On Friendship: St. Thomas Aquinas, following Aristotle but baptizing the concept, distinguishes friendship of utility, pleasure, and virtue (ST II-II, q. 23, a. 1). The bond between Nicanor and Judas is unmistakably the third kind — a caritas-inflected friendship rooted in recognition of the other's genuine goodness. Aquinas further teaches that charity itself is a kind of friendship with God (ST II-II, q. 23, a. 1), and that authentic human friendship participates in and points toward that divine communion. The affection Nicanor bears for Judas is therefore not merely a pleasant historical curiosity but a natural image of the charity that defines the Christian life.
On Marriage and the Lay Vocation: The Church's teaching on the universal call to holiness (cf. Lumen Gentium 39–42; Gaudium et Spes 48) finds an Old Testament echo here. Judas is not diminished by marrying and entering common life — he is completed by it. The Catechism teaches that "the matrimonial covenant, by which a man and a woman establish between themselves a partnership of the whole of life, is by its very nature ordered toward the good of the spouses and the procreation and education of offspring" (CCC 1601). Nicanor's urging of marriage is therefore, in Catholic eyes, a counsel toward human wholeness. St. John Paul II's Theology of the Body further establishes that the spousal union images the covenant love of God for humanity — making Judas's settlement into family life an act with cosmic theological resonance.
On Peace: The Catechism defines peace as "the tranquility of order" (CCC 2304, citing Augustine, City of God XIX, 13). The hesychia — the quietness — of verse 25 is precisely this Augustinian peace: not the mere absence of conflict, but the rightly ordered life of a man at home in creation.
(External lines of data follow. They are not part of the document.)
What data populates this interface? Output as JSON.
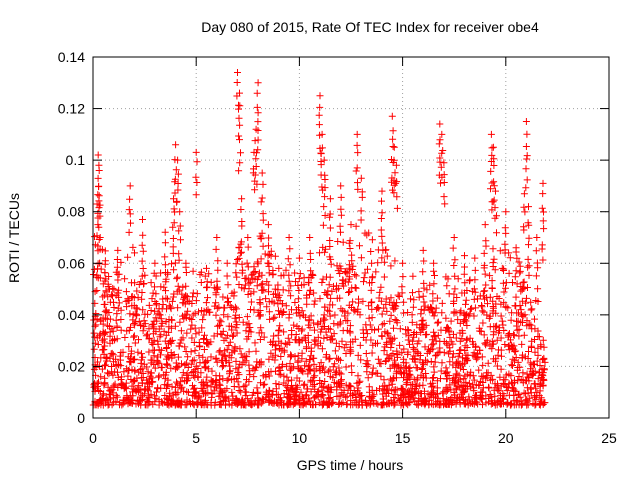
{
  "chart_data": {
    "type": "scatter",
    "title": "Day 080 of 2015, Rate Of TEC Index for receiver obe4",
    "xlabel": "GPS time / hours",
    "ylabel": "ROTI / TECUs",
    "xlim": [
      0,
      25
    ],
    "ylim": [
      0,
      0.14
    ],
    "xticks": [
      0,
      5,
      10,
      15,
      20,
      25
    ],
    "xtick_labels": [
      "0",
      "5",
      "10",
      "15",
      "20",
      "25"
    ],
    "yticks": [
      0,
      0.02,
      0.04,
      0.06,
      0.08,
      0.1,
      0.12,
      0.14
    ],
    "ytick_labels": [
      "0",
      "0.02",
      "0.04",
      "0.06",
      "0.08",
      "0.1",
      "0.12",
      "0.14"
    ],
    "grid": true,
    "marker": "+",
    "marker_color": "#ff0000",
    "series": [
      {
        "name": "ROTI",
        "x": [
          0.1,
          0.2,
          0.25,
          0.3,
          0.35,
          0.5,
          0.6,
          0.8,
          1.2,
          1.8,
          2.4,
          3.0,
          3.5,
          3.9,
          4.0,
          4.1,
          4.2,
          4.5,
          5.0,
          5.5,
          6.0,
          6.5,
          7.0,
          7.1,
          7.2,
          7.5,
          7.8,
          7.9,
          8.0,
          8.2,
          8.5,
          9.0,
          9.5,
          10.0,
          10.5,
          11.0,
          11.1,
          11.2,
          11.5,
          12.0,
          12.5,
          12.8,
          13.0,
          13.5,
          14.0,
          14.5,
          14.6,
          14.7,
          15.0,
          15.5,
          16.0,
          16.5,
          16.8,
          16.9,
          17.0,
          17.5,
          18.0,
          18.5,
          19.0,
          19.3,
          19.4,
          19.5,
          20.0,
          20.5,
          20.9,
          21.0,
          21.1,
          21.5,
          21.8
        ],
        "y": [
          0.049,
          0.083,
          0.102,
          0.096,
          0.07,
          0.052,
          0.061,
          0.05,
          0.065,
          0.09,
          0.077,
          0.06,
          0.072,
          0.085,
          0.106,
          0.1,
          0.08,
          0.06,
          0.103,
          0.058,
          0.07,
          0.06,
          0.134,
          0.126,
          0.085,
          0.07,
          0.103,
          0.112,
          0.13,
          0.095,
          0.075,
          0.058,
          0.07,
          0.062,
          0.07,
          0.125,
          0.11,
          0.1,
          0.085,
          0.09,
          0.075,
          0.11,
          0.093,
          0.06,
          0.088,
          0.117,
          0.105,
          0.098,
          0.06,
          0.055,
          0.065,
          0.06,
          0.114,
          0.11,
          0.099,
          0.07,
          0.063,
          0.062,
          0.075,
          0.11,
          0.105,
          0.088,
          0.08,
          0.066,
          0.087,
          0.115,
          0.082,
          0.07,
          0.091
        ],
        "envelope_x": [
          0,
          0.5,
          1,
          1.5,
          2,
          2.5,
          3,
          3.5,
          4,
          4.5,
          5,
          5.5,
          6,
          6.5,
          7,
          7.5,
          8,
          8.5,
          9,
          9.5,
          10,
          10.5,
          11,
          11.5,
          12,
          12.5,
          13,
          13.5,
          14,
          14.5,
          15,
          15.5,
          16,
          16.5,
          17,
          17.5,
          18,
          18.5,
          19,
          19.5,
          20,
          20.5,
          21,
          21.5,
          21.9
        ],
        "envelope_y": [
          0.06,
          0.06,
          0.05,
          0.05,
          0.055,
          0.045,
          0.045,
          0.045,
          0.055,
          0.05,
          0.045,
          0.045,
          0.045,
          0.045,
          0.055,
          0.055,
          0.06,
          0.055,
          0.05,
          0.045,
          0.045,
          0.05,
          0.055,
          0.055,
          0.06,
          0.06,
          0.065,
          0.06,
          0.06,
          0.055,
          0.035,
          0.035,
          0.045,
          0.045,
          0.05,
          0.045,
          0.04,
          0.045,
          0.05,
          0.055,
          0.055,
          0.055,
          0.05,
          0.04,
          0.025
        ],
        "floor": 0.005
      }
    ]
  }
}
Contemporary Catholics often experience a false dichotomy between the "heroic" life of faith — martyrdom, radical witness, apostolic mission — and the apparently mundane realities of marriage, family, and neighborhood. This passage dismantles that dichotomy with elegant economy. Judas Maccabeus, the hammer of Israel's enemies, is here presented not as diminished but as fulfilled by taking a wife, settling down, and taking part in common life. The same man who inspired armies finds his humanity deepened by domesticity.
For the Catholic today, this is a call to sanctify the ordinary. The parish volunteer, the father coaching youth soccer, the mother managing a household, the employee who befriends a difficult colleague across a cultural divide — all of these are living within the logic of 2 Maccabees 14:23–25. Moreover, the friendship between Nicanor and Judas challenges Catholics to seek genuine philia across lines of difference: political, cultural, religious. In an age of polarization, Nicanor's "hearty affection" for a man he might have counted an enemy is a pointed rebuke to the tribalism that disfigures public life — and Church life — today.
Typological and Spiritual Senses On the typological level, the friendship of Nicanor and Judas anticipates the reconciliation of Jew and Gentile that will reach its fullness in Christ (Eph 2:14–16). Nicanor, a representative of Hellenistic Gentile power, is drawn to a man of Israel not by conquest but by admiration — a movement of grace that foreshadows the ingathering of the nations. Judas's marriage and settlement in "common life" likewise anticipates the Christian theology of vocation: the battlefield saint does not exist at a higher spiritual register than the married man tending his household. Both are legitimate, even holy, modes of human existence.